Beyond the Bylaw: What is the City doing to protect rights before and during the FIFA games?

More than the Bylaw itself, Pivot is alarmed by what City Council’s discussion of the Bylaw last week revealed about how it is – and is not – preparing for FIFA more broadly. Speaking before Council, City staff provided no details on the Human Rights Action Plan that it must develop under its contract with FIFA, nor when it is expected to be released. Pressed for details, City staff indicated that it is in the process of conducting “outreach” in Vancouver’s Downtown Eastside for input on its Plan.
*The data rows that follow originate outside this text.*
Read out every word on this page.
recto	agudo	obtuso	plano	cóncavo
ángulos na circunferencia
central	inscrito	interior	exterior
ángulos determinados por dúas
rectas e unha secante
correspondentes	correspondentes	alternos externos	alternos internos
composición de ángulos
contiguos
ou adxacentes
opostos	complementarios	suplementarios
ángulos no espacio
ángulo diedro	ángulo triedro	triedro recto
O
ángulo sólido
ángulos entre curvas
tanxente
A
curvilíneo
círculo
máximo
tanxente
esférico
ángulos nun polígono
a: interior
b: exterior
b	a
Unsurprisingly, Pivot has heard nothing about what this “outreach” entails, including who the City is speaking to and about what.
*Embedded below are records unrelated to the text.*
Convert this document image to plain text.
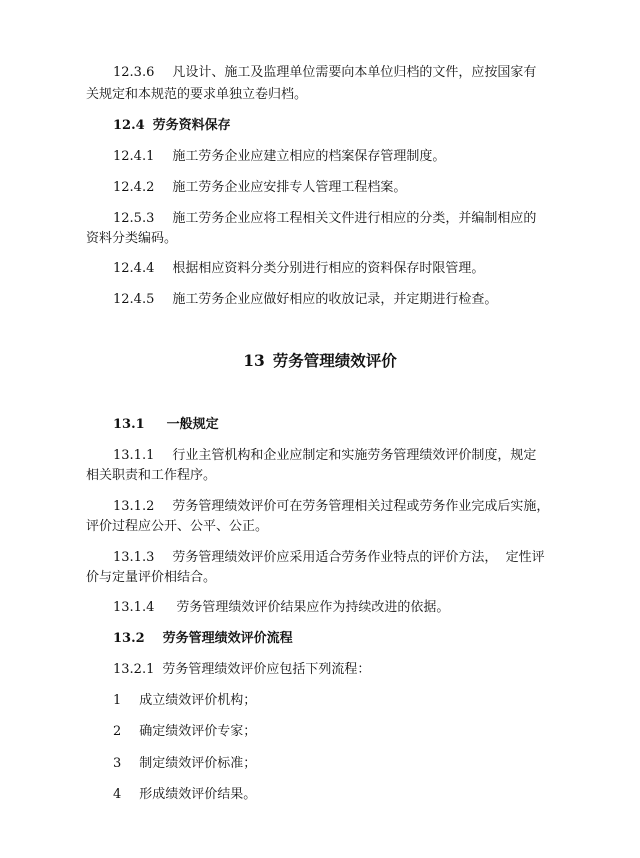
12.3.6 凡设计、施工及监理单位需要向本单位归档的文件，应按国家有
关规定和本规范的要求单独立卷归档。
12.4 劳务资料保存
12.4.1 施工劳务企业应建立相应的档案保存管理制度。
12.4.2 施工劳务企业应安排专人管理工程档案。
12.5.3 施工劳务企业应将工程相关文件进行相应的分类，并编制相应的
资料分类编码。
12.4.4 根据相应资料分类分别进行相应的资料保存时限管理。
12.4.5 施工劳务企业应做好相应的收放记录，并定期进行检查。
13 劳务管理绩效评价
13.1 一般规定
13.1.1 行业主管机构和企业应制定和实施劳务管理绩效评价制度，规定
相关职责和工作程序。
13.1.2 劳务管理绩效评价可在劳务管理相关过程或劳务作业完成后实施，
评价过程应公开、公平、公正。
13.1.3 劳务管理绩效评价应采用适合劳务作业特点的评价方法，  定性评
价与定量评价相结合。
13.1.4 劳务管理绩效评价结果应作为持续改进的依据。
13.2 劳务管理绩效评价流程
13.2.1 劳务管理绩效评价应包括下列流程：
1 成立绩效评价机构；
2 确定绩效评价专家；
3 制定绩效评价标准；
4 形成绩效评价结果。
Perhaps most concerningly, when asked about the “street sweeps” that traditionally intensify in the wake of mega sporting events, City staff erroneously claimed that no such sweeps had occurred when Vancouver hosted the 2010 Winter Olympics, and assured none would accompany the 2026 FIFA Games either. In fact, the displacement associated with the 2010 Games has been well documented, and many residents of the Downtown Eastside continue to live with the memories and effects that came with it. Second, “street sweeps” – the displacement and dispossession of unhoused people – are a daily, omnipresent reality in Vancouver’s Downtown Eastside. In assuring that it won’t sweep the streets to prepare for FIFA, the City is actively denying the reality that it already carries out these sweeps every day, perpetuating cycles of displacement, dispossession, and harm.

Vancouver is not new to hosting mega events, and those events’ propensity to cause real harm is hardly a complex mystery. Instead of denying, deflecting, and insisting that residents have nothing to worry about, the City could tackle that reality head on. It could start by prioritizing coming up with a comprehensive plan to protect human rights before, during, and after FIFA – rather than pushing through a Bylaw that will punish residents’ ordinary daily activities in an effort to present the “clean and welcoming” environment it so desperately wants to portray.


[1] British Columbia (Attorney General) v Alberta (Attorney General), 2019 FC 1195 at para 156.